The following day started off with a nice presentation of a PHP-based site that had massive exposure. The presenter was from the ISP that I think was third (second maybe) in line to host this app. The earlier contenders had got it wrong and our hero (whose name is Matt) had to try and work out how to make this thing work. As ever with a PHP app, cue stories about SQL gone nuts and bonkers traffic figures. There followed some great discussion about IPV6. The first presentation focussed on IPV6 mostly from the ISP point of view. Its almost the equivalent of climate change, we know its going to happen yet we just keep on living the way we are in the vain hope something magical will happen. Yet here we are years after the inclusion of IPV6 in everything, OSes, network devices and the kitchen sink barely ever using it. So the first presenter gave out some basic evangelism, its not scary, its not too hard to deploy and the world won't end when we deploy it. The second presentation talked about Google and how they have an IPV6 specific page (ipv6.google.com). This has allowed them to start to collect stats about IPV6 and find out two things. First, that the state of production IPV6 looks like and secondly, how bad the routing for IPV6 is. Interestingly, there are humans out there using IPV6! Well done them :) Secondly, those people sometimes take the most circuitous route through the internet.
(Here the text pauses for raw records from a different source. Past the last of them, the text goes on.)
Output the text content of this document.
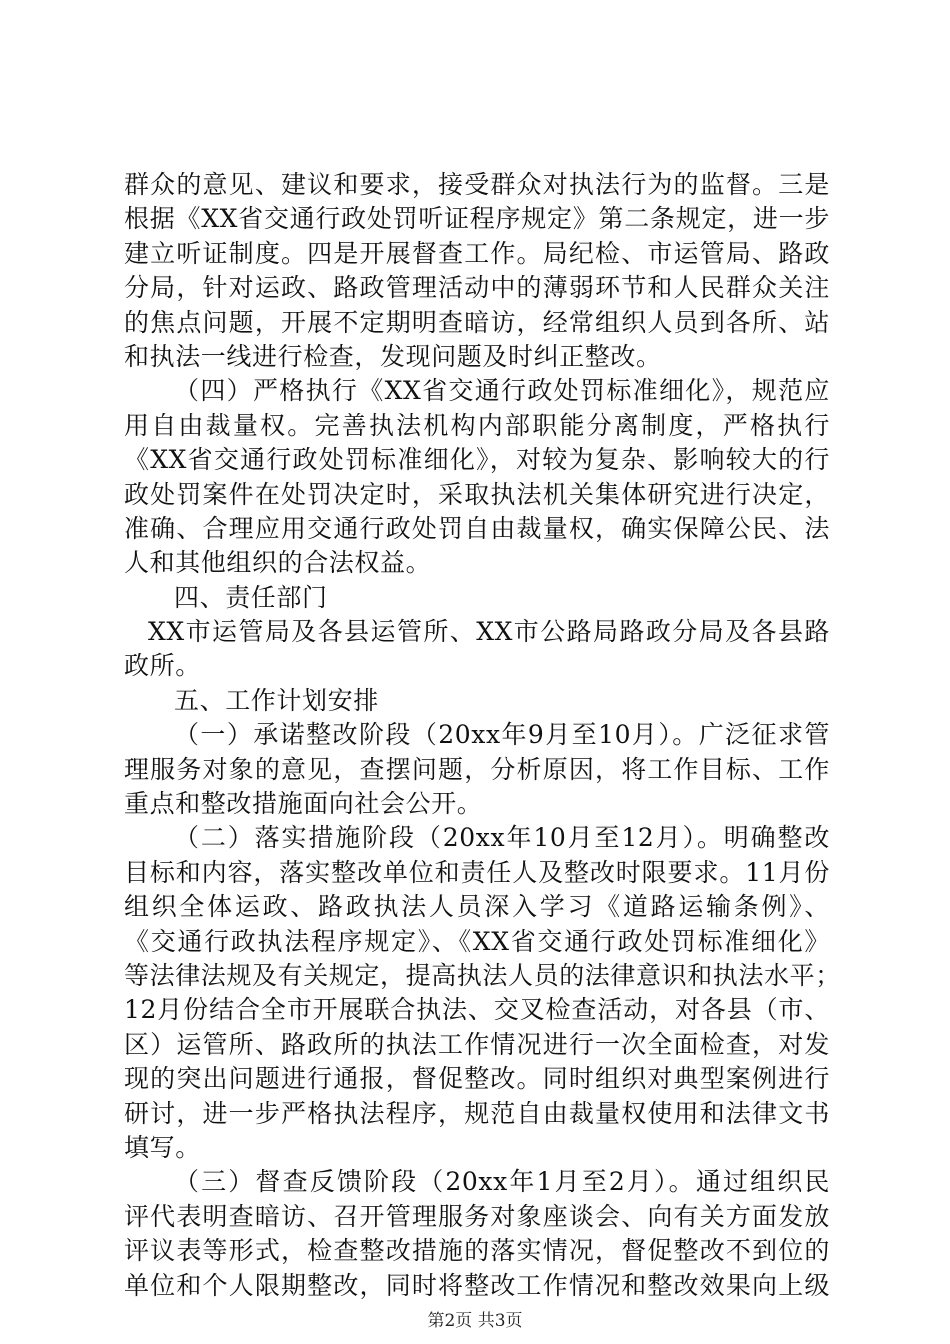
群众的意见、建议和要求，接受群众对执法行为的监督。三是
根据《XX省交通行政处罚听证程序规定》第二条规定，进一步
建立听证制度。四是开展督查工作。局纪检、市运管局、路政
分局，针对运政、路政管理活动中的薄弱环节和人民群众关注
的焦点问题，开展不定期明查暗访，经常组织人员到各所、站
和执法一线进行检查，发现问题及时纠正整改。
（四）严格执行《XX省交通行政处罚标准细化》，规范应
用自由裁量权。完善执法机构内部职能分离制度，严格执行
《XX省交通行政处罚标准细化》，对较为复杂、影响较大的行
政处罚案件在处罚决定时，采取执法机关集体研究进行决定，
准确、合理应用交通行政处罚自由裁量权，确实保障公民、法
人和其他组织的合法权益。
四、责任部门
XX市运管局及各县运管所、XX市公路局路政分局及各县路
政所。
五、工作计划安排
（一）承诺整改阶段（20xx年9月至10月）。广泛征求管
理服务对象的意见，查摆问题，分析原因，将工作目标、工作
重点和整改措施面向社会公开。
（二）落实措施阶段（20xx年10月至12月）。明确整改
目标和内容，落实整改单位和责任人及整改时限要求。11月份
组织全体运政、路政执法人员深入学习《道路运输条例》、
《交通行政执法程序规定》、《XX省交通行政处罚标准细化》
等法律法规及有关规定，提高执法人员的法律意识和执法水平；
12月份结合全市开展联合执法、交叉检查活动，对各县（市、
区）运管所、路政所的执法工作情况进行一次全面检查，对发
现的突出问题进行通报，督促整改。同时组织对典型案例进行
研讨，进一步严格执法程序，规范自由裁量权使用和法律文书
填写。
（三）督查反馈阶段（20xx年1月至2月）。通过组织民
评代表明查暗访、召开管理服务对象座谈会、向有关方面发放
评议表等形式，检查整改措施的落实情况，督促整改不到位的
单位和个人限期整改，同时将整改工作情况和整改效果向上级
第2页 共3页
Interestingly the presenter (Angus Lees) thought things could have been worse, although that doesn't mean they're peachy. As an IPV6-denier myself I have to assume there are special IPV6 routing services I am unaware of, but sadly because they don't get the traffic these services can be misconfigured for some time without being flagged as an issue.
Google would love IPV6 because like so many others they find delivering services over NAT IPV4 is difficult and can lead to a crap experience for the end user. The Tuesday wrap up dealt with spam. Sadly the presentations were slightly out of order as the first presenter really should have come after the second presenter. Still they both had interesting things to say and as a wrap up to the mini-conf it was very solid.